Contrary to popular belief, the flashiest headline — “youngest QB to win Super Bowl” — is not always the most meaningful stat. The uncomfortable truth is that age alone tells you little about long-term greatness. Marino was a generational passer but never won a Super Bowl; Roethlisberger won early and had a long productive career. So asking “youngest super bowl qb” should come with follow-ups: did they win? did they start? how did they perform?

If you’re researching this for trivia, here’s a quick checklist

  1. Decide which record you need: to play, to start, or to win.
  2. Check the exact kickoff date and the QB’s birthdate (calculate years/months/days).
  3. Cross-reference authoritative sources (team records, NFL, Pro-Football-Reference, Wikipedia) because secondary lists sometimes mix categories.

Where people go wrong — and how to avoid it

When writers recycle trivia without checking the age-at-kickoff, errors spread. I’ve seen social posts claim Tom Brady was the youngest to win; he wasn’t. If you want to be accurate: state the category (play/start/win) and include the exact age or at least the year and QB name.

Why this still matters to fans

Beyond trivia, comparing ages at big moments helps fans measure development curves. Teams that give young QBs playoff snaps early tend to learn faster (for better or worse). So searches like “youngest qb to start super bowl” reflect a deeper curiosity: when can a team reasonably expect a young QB to be ready for the biggest stage?

Sources and further reading

For primary reference material and exact dates, I use official records and player pages. A solid place to verify Super Bowl game dates and player bios is the NFL’s historical pages and player profiles, plus consolidated season and player data on Pro-Football-Reference. Wikipedia also summarizes player careers and Super Bowl appearances (helpful for quick cross-checks): Super Bowl history and player pages at Wikipedia: Super Bowl.

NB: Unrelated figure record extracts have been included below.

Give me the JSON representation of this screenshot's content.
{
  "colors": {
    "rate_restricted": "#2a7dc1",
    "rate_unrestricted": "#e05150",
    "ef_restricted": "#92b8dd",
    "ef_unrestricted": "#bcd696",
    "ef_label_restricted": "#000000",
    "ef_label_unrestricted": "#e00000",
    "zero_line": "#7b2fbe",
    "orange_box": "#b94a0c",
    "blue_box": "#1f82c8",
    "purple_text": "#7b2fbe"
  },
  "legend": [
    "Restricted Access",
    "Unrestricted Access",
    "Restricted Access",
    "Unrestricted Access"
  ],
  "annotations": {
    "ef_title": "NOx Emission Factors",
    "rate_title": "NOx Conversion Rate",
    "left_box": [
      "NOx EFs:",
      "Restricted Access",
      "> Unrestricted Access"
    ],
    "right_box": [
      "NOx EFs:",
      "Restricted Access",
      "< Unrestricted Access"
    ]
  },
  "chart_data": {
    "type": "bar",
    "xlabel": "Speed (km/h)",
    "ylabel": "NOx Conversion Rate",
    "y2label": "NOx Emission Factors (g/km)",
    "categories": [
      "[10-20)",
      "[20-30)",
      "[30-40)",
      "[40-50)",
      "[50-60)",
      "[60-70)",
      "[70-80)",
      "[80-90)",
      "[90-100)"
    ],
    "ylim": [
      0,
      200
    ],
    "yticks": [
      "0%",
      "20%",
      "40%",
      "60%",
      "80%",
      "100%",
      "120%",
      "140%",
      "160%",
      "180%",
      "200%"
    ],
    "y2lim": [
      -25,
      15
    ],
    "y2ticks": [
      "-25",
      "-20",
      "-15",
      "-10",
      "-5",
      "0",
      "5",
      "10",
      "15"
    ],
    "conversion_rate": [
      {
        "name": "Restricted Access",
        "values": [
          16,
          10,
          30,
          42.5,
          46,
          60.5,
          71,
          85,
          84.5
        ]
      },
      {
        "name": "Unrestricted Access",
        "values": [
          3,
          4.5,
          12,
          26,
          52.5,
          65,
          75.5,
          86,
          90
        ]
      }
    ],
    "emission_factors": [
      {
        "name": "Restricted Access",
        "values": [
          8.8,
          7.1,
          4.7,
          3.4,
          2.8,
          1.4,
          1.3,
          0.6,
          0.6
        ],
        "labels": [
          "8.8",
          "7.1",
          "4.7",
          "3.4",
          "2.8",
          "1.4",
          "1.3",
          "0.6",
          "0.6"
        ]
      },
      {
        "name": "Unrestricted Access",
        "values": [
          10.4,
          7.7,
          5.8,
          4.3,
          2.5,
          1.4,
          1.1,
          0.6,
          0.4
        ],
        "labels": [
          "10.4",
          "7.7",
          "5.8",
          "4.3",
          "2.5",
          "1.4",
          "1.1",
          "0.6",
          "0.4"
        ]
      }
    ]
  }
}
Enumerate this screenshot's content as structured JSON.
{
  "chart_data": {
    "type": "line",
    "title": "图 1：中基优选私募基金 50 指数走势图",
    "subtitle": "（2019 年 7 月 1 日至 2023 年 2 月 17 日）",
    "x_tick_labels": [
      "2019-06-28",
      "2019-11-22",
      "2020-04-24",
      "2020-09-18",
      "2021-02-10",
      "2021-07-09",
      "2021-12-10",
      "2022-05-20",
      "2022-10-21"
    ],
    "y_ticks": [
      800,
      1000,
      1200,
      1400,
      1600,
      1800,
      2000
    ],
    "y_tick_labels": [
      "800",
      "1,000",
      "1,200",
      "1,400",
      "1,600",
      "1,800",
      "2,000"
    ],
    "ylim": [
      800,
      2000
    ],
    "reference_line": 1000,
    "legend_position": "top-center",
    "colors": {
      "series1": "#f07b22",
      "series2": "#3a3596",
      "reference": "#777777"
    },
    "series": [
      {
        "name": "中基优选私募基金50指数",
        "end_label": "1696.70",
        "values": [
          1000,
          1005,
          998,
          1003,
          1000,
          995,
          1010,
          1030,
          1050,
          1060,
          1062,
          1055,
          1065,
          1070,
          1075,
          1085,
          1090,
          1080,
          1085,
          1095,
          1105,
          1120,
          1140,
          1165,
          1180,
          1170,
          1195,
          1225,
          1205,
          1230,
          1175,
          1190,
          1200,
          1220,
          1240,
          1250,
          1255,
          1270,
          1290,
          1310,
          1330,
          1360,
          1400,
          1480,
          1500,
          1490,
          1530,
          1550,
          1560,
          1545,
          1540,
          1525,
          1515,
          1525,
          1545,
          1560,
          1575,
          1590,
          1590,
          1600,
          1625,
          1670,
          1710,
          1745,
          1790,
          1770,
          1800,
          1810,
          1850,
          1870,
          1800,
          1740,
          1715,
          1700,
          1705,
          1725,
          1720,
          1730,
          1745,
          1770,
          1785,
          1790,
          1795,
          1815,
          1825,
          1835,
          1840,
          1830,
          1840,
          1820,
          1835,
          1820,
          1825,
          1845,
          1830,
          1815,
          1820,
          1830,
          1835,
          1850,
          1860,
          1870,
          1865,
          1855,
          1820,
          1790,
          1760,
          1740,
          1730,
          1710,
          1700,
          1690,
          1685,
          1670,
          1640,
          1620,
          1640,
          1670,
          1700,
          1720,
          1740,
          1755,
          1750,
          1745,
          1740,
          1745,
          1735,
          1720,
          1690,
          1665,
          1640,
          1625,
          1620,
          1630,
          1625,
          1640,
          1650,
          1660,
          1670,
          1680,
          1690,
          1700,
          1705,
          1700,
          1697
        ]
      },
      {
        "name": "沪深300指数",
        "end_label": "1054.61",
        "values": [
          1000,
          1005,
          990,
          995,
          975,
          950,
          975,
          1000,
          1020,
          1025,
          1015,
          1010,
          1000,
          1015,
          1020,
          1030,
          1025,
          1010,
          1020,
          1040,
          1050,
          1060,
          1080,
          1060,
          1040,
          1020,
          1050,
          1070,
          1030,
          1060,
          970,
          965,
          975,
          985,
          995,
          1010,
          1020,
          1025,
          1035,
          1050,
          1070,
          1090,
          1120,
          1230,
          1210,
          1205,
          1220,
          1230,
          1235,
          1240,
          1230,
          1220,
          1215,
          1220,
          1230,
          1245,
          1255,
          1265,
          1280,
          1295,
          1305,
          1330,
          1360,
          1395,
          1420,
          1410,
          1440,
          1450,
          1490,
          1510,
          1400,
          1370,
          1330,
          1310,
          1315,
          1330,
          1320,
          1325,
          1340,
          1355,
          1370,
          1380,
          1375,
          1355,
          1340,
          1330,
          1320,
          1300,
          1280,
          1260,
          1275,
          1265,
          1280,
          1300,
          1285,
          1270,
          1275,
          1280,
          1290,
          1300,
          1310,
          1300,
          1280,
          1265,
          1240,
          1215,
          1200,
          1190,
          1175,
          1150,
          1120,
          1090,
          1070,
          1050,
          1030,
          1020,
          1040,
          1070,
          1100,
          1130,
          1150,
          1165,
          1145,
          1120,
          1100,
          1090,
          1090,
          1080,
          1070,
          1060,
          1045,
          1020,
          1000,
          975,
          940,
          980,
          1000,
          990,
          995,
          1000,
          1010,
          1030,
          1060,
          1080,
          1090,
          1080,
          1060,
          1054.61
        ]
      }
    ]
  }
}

Bottom line: how to answer the question correctly

If someone asks “who is the youngest QB to win the Super Bowl?” answer: Ben Roethlisberger. If they mean “youngest QB to start or to play in a Super Bowl?” answer: Dan Marino. Say which category you mean — and you’ll look smarter than 80% of timeline-commenters on social feeds.

If you want more — a quick verification routine

Do this before you post or argue a trivia point: check the QB’s birthday, check the Super Bowl kickoff date, calculate the age in years and days, and cite a primary source (NFL or Pro-Football-Reference). That routine avoids sloppy recirculation of phrases like “youngest super bowl qb” without context.

So next time a viral clip asks “Who was the youngest?” you’ll be the one who answers precisely: start vs play vs win — and you can cite Dan Marino for the former and Ben Roethlisberger for the latter.

Frequently Asked Questions

Ben Roethlisberger is the youngest quarterback to win a Super Bowl; he led the Pittsburgh Steelers to victory in Super Bowl XL while 23 years old.

Dan Marino was the youngest to start and therefore to play in a Super Bowl when he started Super Bowl XIX at age 23; he was younger at kickoff than many other notable young starters.

Because casual mentions collapse the distinctions: a QB who plays off the bench may be younger than a starter, a starter may lose the game, and only the winning QB qualifies for the ‘youngest to win’ title. Always check which category is being referenced.